The virtues of simplicity cannot be overstressed. The exhibition, Between The Self and Silhouettes (April 8-June 4) — a rather overloaded title — featuring Soma Das (born 1979) and Anjan Modak (born 1982), curated by Adip Dutta and held at Emami Art, makes this adequately clear. Both artists were trained at Rabindra Bharati University in Calcutta. The humdrum and often harsh lives of ordinary people are what Modak and Das are interested in but their approaches in most cases are as different as chalk and cheese. Where draughtsmanship is concerned, both are equally skilled. Yet how differently they deploy these gifts.
So long as Modak presents men and women engaged in hard physical labour in his gritty ink drawings, he is excellent. The influence of a Bengal master and one of Modak’s former teachers is obvious in the cross-hatching and the whimsicality of his work. Fine skills in one so young. But his images are often cluttered with his highfalutin ideas on certain predictable and trendy issues. They become laboured, ponderous and knotty for no reason at all. And like some artists of his generation, he takes a predictable anti-capitalist stance.
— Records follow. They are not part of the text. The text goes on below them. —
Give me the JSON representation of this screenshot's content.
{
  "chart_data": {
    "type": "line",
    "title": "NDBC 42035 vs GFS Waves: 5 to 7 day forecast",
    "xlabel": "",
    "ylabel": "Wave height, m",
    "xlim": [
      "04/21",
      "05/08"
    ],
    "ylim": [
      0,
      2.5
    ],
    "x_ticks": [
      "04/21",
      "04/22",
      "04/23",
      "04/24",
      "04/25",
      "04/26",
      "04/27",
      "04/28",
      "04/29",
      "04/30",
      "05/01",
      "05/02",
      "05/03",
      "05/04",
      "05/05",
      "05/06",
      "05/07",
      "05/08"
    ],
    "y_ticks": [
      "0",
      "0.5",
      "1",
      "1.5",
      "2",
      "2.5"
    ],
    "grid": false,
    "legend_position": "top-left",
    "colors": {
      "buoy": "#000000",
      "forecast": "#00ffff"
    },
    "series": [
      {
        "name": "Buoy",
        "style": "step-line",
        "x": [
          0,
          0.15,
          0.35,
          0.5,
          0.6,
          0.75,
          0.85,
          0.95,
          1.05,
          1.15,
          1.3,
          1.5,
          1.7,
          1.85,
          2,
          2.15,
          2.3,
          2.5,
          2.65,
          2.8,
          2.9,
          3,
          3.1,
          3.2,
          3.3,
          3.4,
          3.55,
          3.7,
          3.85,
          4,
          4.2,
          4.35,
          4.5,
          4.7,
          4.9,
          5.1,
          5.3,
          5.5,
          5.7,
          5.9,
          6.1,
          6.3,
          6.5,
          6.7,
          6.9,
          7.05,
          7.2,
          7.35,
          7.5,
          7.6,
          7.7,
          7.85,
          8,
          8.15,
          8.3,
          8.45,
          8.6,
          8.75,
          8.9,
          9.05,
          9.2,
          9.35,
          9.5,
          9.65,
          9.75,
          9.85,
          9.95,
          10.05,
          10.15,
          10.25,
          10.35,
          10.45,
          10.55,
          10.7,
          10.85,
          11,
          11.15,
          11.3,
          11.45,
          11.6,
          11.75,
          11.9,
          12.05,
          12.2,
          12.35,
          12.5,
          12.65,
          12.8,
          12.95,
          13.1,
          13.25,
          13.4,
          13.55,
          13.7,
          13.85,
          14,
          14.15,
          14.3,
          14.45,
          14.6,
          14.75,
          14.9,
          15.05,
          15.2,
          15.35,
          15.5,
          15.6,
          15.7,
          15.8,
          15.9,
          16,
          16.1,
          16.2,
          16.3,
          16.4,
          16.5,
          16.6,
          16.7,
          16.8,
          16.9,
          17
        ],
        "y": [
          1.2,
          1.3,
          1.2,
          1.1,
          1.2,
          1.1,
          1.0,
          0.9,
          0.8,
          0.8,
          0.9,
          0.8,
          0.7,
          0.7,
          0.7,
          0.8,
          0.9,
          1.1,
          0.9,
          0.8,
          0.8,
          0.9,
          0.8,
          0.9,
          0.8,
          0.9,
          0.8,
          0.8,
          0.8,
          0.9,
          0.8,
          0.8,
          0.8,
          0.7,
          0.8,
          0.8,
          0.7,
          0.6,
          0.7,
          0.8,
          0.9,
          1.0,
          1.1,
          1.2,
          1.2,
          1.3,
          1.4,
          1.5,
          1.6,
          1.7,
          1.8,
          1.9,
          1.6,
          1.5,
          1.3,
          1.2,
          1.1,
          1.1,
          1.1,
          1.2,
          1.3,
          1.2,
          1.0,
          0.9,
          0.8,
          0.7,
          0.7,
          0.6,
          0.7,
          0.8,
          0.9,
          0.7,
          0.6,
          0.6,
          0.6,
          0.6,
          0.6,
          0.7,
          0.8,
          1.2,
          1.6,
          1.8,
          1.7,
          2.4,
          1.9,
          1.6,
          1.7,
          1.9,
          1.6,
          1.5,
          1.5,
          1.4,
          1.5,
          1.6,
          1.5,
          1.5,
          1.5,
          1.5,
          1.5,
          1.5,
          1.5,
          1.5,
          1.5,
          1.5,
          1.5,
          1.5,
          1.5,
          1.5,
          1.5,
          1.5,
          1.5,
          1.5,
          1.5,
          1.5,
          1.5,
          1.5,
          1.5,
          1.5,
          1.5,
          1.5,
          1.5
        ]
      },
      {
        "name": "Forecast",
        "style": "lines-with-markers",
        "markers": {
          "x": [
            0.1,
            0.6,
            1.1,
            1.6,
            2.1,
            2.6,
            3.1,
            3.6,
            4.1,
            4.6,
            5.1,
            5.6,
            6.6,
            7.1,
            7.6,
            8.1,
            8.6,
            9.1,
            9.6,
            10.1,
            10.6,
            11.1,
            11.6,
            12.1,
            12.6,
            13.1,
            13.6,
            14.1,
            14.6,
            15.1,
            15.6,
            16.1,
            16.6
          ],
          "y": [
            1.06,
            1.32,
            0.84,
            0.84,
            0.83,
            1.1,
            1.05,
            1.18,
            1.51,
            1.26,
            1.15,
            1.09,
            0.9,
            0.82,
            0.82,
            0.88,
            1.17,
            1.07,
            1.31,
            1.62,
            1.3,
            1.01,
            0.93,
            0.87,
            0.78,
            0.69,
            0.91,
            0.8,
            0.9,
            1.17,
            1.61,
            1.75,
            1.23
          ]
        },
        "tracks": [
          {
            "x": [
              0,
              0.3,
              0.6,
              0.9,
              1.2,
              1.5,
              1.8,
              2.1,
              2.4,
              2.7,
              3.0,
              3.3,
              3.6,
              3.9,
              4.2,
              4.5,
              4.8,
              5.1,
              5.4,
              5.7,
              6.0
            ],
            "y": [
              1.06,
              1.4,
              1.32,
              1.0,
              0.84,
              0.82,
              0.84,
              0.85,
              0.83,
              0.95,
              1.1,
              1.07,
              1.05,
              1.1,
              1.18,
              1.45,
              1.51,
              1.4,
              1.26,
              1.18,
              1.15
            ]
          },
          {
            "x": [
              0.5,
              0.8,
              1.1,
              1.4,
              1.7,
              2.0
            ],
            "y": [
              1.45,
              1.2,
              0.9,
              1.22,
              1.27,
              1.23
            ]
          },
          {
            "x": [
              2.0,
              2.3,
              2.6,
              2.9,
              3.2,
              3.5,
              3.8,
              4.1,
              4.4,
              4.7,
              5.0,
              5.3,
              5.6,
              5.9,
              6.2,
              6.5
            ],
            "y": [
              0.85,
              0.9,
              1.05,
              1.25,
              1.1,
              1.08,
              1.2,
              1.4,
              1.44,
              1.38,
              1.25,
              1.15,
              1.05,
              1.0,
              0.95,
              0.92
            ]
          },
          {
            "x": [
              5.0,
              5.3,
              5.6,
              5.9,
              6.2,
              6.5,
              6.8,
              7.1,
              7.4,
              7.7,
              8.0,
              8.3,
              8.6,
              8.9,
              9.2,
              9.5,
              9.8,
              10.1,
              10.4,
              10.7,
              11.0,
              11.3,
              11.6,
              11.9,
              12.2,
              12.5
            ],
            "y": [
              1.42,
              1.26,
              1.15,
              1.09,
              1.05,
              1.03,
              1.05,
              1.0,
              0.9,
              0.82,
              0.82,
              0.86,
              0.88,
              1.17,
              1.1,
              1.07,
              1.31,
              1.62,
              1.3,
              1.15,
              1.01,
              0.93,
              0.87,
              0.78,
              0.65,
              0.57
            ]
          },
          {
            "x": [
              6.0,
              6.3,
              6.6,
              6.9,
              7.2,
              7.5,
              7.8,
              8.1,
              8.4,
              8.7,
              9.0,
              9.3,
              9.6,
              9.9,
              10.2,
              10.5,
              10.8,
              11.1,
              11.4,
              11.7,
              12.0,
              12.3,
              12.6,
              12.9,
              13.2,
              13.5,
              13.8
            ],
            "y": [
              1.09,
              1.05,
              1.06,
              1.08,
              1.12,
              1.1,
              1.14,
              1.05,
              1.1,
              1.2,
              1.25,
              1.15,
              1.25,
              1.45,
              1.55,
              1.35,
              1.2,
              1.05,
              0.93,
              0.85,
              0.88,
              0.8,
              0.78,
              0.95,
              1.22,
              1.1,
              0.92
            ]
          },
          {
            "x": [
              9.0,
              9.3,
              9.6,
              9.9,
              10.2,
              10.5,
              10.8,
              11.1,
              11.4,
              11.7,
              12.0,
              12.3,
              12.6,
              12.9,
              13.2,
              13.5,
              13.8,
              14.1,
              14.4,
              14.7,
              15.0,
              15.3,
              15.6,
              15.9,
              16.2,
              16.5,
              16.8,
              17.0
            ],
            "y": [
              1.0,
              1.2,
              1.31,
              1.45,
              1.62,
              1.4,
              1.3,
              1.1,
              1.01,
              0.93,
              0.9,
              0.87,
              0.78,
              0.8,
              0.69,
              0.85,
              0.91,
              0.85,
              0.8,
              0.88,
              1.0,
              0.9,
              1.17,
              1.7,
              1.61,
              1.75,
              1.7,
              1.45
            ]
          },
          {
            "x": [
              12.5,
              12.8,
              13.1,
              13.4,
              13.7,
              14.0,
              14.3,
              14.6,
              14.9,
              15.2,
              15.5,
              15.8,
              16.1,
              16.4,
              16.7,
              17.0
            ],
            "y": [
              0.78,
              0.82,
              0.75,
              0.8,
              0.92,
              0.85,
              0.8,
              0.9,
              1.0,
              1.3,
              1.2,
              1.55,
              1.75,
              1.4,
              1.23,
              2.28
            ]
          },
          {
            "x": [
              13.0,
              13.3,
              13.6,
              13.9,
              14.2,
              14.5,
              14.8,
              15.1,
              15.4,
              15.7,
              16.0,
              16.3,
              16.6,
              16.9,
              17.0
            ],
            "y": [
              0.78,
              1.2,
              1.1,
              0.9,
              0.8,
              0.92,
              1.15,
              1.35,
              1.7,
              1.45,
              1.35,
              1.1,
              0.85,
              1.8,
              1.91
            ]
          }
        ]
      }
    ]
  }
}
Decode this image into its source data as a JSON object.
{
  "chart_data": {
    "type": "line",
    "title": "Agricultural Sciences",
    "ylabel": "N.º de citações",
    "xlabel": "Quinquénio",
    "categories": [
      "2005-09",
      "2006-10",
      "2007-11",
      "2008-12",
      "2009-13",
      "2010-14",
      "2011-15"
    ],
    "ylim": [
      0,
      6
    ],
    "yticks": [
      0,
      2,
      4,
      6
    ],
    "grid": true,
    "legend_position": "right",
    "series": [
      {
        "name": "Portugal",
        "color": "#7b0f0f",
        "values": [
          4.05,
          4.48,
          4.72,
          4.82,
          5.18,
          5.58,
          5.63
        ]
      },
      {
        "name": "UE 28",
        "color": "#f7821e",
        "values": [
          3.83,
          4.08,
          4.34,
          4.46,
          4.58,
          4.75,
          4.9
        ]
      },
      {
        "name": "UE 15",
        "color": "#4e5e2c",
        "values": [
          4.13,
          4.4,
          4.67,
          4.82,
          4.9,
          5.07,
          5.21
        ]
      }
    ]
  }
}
Das, on the other hand, sings a paean to Everywoman (picture). Her meticulously observed works in a variety of media may remind one of Sondheim’s glorious Pretty Women, although these homebodies with sagging frames and flabby stomachs encased in saris and nighties are most anti-glam. But what they do possess is a certain freedom of spirit that liberates them from their workaday realities. They are engaged in household chores but their minds seem to have escaped elsewhere, far from the sordid surroundings of slums and cramped flats that human roaches call their homes. These women sweep, wash the bottoms of their children, cook, enjoy meals, scrub utensils, and light up coal-fired ovens. But they are also capable of daydreaming and have an inner life of their own that keeps them alive.